L’ancien président sénégalais Macky Sall est officiellement candidat au poste de secrétaire général de l’Organisation des Nations unies (ONU). Il fait partie des trois prétendants appelés à succéder à Antonio Guterres en janvier prochain.
Sa candidature a été présentée lundi 2 mars par le président du Burundi, Évariste Ndayishimiye, en sa qualité de président en exercice de l’Union africaine. Une démarche inhabituelle, puisque le Sénégal n’a pas officiellement porté lui-même la candidature de son ancien chef d’État.
Une candidature soutenue par une coalition d’opposition
Au Sénégal, cette annonce a immédiatement suscité un débat politique.
Pour Oumar Sarr, coordonnateur de la coalition du Front pour la défense de la démocratie et de la République (FDR), le soutien du président de l’Union africaine constitue un signal fort. Selon lui, Macky Sall dispose d’une expérience solide après douze années à la tête du Sénégal et a joué un rôle notable au sein de l’Union africaine dans le développement d’initiatives continentales.
« Le voir secrétaire général des Nations unies serait une excellente nouvelle », estime-t-il.
Mardi, la coalition, qui regroupe 85 partis d’opposition et sept organisations de la société civile, a adressé un courrier au président sénégalais Bassirou Diomaye Faye pour lui demander de soutenir officiellement la candidature de son prédécesseur.
Une forte opposition au sein du parti au pouvoir
Mais cette demande est loin de faire l’unanimité.
Du côté du parti au pouvoir, le Pastef, la position est clairement défavorable. Le député Guy Marius Sagna s’oppose fermement à toute démarche de soutien officiel.
Il évoque notamment les vagues de répression contre l’opposition durant le second mandat de Macky Sall. Entre 2021 et 2023, au moins 65 manifestants ont perdu la vie lors de manifestations liées aux tensions politiques, notamment autour de la question d’un éventuel troisième mandat. Le député dénonce également ce qu’il qualifie de « dette cachée » et estime que l’ancien président ne peut pas représenter un modèle pour diriger l’ONU.

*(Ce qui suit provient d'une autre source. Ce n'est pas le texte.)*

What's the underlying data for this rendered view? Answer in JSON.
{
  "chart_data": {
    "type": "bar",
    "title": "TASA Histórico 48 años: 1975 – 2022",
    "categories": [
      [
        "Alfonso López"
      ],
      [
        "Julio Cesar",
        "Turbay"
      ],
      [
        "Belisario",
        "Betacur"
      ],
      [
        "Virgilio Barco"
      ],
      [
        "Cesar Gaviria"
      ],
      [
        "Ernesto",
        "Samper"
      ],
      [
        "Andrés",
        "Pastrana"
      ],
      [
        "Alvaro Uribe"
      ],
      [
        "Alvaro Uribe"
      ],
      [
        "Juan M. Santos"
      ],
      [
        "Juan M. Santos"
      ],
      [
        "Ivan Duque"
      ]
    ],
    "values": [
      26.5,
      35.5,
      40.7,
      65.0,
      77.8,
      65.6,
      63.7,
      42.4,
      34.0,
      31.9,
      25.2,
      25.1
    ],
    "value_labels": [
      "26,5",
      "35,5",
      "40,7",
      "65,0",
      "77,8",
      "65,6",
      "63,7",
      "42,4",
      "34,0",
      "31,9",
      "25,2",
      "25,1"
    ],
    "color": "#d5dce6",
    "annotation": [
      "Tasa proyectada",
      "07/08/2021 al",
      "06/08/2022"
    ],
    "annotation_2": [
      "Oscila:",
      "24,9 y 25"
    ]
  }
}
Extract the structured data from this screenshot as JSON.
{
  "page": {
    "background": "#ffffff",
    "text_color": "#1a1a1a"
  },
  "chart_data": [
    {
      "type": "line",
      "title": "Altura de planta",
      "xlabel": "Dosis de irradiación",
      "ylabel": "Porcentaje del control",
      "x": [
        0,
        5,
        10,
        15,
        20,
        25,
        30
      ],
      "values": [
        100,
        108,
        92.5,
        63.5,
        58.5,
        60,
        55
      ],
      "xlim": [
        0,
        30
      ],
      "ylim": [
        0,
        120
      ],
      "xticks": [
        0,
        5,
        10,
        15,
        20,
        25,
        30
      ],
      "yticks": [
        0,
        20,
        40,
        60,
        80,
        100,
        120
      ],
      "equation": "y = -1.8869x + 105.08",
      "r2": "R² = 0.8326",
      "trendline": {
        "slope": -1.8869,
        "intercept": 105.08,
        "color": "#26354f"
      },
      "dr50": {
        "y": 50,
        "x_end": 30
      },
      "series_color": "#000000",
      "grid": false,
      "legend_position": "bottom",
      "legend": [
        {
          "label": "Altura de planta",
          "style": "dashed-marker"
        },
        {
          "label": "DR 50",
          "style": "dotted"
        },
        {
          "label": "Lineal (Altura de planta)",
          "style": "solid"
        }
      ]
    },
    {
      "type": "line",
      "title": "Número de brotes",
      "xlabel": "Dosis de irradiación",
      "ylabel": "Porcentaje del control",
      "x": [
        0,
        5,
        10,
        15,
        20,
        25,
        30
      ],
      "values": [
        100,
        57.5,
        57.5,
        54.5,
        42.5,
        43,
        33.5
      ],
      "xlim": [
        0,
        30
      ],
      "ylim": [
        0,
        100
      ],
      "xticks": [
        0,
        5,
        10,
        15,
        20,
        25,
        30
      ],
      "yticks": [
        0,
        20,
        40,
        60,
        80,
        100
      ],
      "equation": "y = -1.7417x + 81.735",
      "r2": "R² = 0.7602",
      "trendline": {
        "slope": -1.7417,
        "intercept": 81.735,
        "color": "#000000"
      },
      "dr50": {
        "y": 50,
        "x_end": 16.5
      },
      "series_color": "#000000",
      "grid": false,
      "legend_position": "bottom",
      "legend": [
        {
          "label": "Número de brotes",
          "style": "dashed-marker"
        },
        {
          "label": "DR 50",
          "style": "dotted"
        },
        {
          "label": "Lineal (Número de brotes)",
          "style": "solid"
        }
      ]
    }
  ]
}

Une position encore floue du Sénégal
Le 5 février, Macky Sall avait déjà sollicité, par courrier, l’appui officiel de son pays pour sa candidature. À ce stade, aucune déclaration formelle de soutien n’a été émise par les autorités sénégalaises.
La situation place le gouvernement actuel dans une position délicate : soutenir la candidature d’un ancien président contesté par une partie de l’opinion, ou s’en tenir à une neutralité diplomatique.
Alors que la succession d’Antonio Guterres approche, le débat sénégalais reflète les divisions persistantes sur le bilan politique de Macky Sall et sur l’image que le pays souhaite projeter à l’international.